Costa Rica Net Salary Calculator 2026
Last updated: January 2026
Net salary in Costa Rica for 2026 is calculated by deducting CCSS and income tax from gross salary, in colones (₡). Employee CCSS contributions total 10.67%: SEM 5.5% (health insurance), IVM 4.17% (disability, old age, death), and Banco Popular 1% (forced savings). Income tax applies progressively after CCSS deductions. The employer contributes 26.5% — one of the highest in Latin America. With a gross salary of ₡1,500,000/month, deductions are: CCSS ₡160,050 and income tax approximately ₡38,733, for a net salary of about ₡1,301,217. The CCSS breakdown is important: SEM covers public healthcare, IVM is the pension system, and Banco Popular builds a savings fund accessible after employment ends.
FAQ
How much is the CCSS deduction in Costa Rica?

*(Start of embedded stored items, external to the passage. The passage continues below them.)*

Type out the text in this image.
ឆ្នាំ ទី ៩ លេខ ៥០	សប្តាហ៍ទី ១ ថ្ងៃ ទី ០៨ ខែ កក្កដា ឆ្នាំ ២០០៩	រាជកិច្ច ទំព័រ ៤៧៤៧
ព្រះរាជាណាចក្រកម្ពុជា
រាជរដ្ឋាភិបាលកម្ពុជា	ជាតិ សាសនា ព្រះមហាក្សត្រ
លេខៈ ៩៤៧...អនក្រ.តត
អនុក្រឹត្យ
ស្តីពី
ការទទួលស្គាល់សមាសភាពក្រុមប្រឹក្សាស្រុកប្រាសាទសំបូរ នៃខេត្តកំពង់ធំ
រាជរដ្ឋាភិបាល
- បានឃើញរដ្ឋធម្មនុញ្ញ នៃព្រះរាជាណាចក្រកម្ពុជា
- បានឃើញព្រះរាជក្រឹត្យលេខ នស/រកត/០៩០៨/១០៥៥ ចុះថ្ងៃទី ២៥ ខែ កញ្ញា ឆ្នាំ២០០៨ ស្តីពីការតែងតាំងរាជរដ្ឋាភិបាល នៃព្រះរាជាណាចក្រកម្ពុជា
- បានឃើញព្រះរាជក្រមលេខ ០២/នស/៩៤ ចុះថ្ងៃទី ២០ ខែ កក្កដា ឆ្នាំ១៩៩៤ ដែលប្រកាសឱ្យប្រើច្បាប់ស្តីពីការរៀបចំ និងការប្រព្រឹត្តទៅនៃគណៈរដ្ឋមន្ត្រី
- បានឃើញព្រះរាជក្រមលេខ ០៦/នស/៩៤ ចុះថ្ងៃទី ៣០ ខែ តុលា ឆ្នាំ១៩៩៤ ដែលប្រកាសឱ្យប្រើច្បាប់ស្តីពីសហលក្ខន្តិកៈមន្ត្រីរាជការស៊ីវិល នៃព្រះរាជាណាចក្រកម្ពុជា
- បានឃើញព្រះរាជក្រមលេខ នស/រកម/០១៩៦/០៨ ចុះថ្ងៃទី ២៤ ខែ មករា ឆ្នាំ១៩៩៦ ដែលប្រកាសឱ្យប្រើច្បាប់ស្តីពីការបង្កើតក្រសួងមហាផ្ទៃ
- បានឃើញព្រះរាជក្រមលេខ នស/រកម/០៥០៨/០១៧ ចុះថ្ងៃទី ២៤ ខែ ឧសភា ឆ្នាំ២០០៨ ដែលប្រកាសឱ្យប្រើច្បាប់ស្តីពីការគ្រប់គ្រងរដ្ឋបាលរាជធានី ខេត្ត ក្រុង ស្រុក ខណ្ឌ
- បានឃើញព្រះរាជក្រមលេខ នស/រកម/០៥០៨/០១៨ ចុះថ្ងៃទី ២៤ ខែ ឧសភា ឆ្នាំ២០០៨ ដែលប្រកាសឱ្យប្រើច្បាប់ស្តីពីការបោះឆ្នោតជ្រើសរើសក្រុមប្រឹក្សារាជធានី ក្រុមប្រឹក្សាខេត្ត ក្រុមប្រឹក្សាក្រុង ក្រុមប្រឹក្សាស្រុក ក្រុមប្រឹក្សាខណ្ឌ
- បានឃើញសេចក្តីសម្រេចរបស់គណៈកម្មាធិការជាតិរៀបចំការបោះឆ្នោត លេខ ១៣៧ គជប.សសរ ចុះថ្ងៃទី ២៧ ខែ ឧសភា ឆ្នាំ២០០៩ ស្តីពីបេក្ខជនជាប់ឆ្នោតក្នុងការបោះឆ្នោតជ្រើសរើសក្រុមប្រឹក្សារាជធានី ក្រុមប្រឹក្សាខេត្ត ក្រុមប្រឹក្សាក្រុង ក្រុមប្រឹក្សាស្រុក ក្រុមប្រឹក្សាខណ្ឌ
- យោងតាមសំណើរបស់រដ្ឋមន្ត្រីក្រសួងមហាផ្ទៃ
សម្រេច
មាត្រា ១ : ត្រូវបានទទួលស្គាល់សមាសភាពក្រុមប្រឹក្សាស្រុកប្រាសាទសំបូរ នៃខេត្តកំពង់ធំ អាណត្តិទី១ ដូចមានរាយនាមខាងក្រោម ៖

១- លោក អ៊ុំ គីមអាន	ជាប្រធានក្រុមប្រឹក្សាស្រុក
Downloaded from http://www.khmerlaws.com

The employee's CCSS contribution is 10.67%: SEM 5.5% (health), IVM 4.17% (pension), Banco Popular 1% (savings). On a ₡1,000,000 salary, the total CCSS deduction is ₡106,700/month. There is no salary cap on contributions.
What is the Banco Popular deduction in Costa Rica?
The Banco Popular contribution is 1% of salary, deducted from all salaried workers. These funds accumulate in a savings account at Banco Popular and can be withdrawn when the employment relationship ends or upon retirement. It functions as a forced savings mechanism.
How much does the employer pay in Costa Rica?
Employer contributions in Costa Rica total 26.5% of salary, including: CCSS SEM 9.25%, IVM 5.08%, Banco Popular 0.25%, IMAS 0.5%, INA 1.5%, plus other smaller funds. This is one of the highest employer burdens in Latin America.
How is income tax calculated on salary in Costa Rica?
After deducting 10.67% CCSS, monthly brackets apply: up to ₡926,000 exempt, ₡926,001-₡1,363,000 at 10%, ₡1,363,001-₡2,392,000 at 15%, ₡2,392,001-₡4,783,000 at 20%, over ₡4,783,000 at 25%. No annual reconciliation needed — monthly brackets are definitive.
What is the salario escolar in Costa Rica?
The salario escolar is a mandatory savings equal to 8.19% of monthly salary, deducted throughout the year and paid in a lump sum in January/February. It is exempt from income tax and helps cover school expenses. The employer withholds it and the CCSS manages the fund.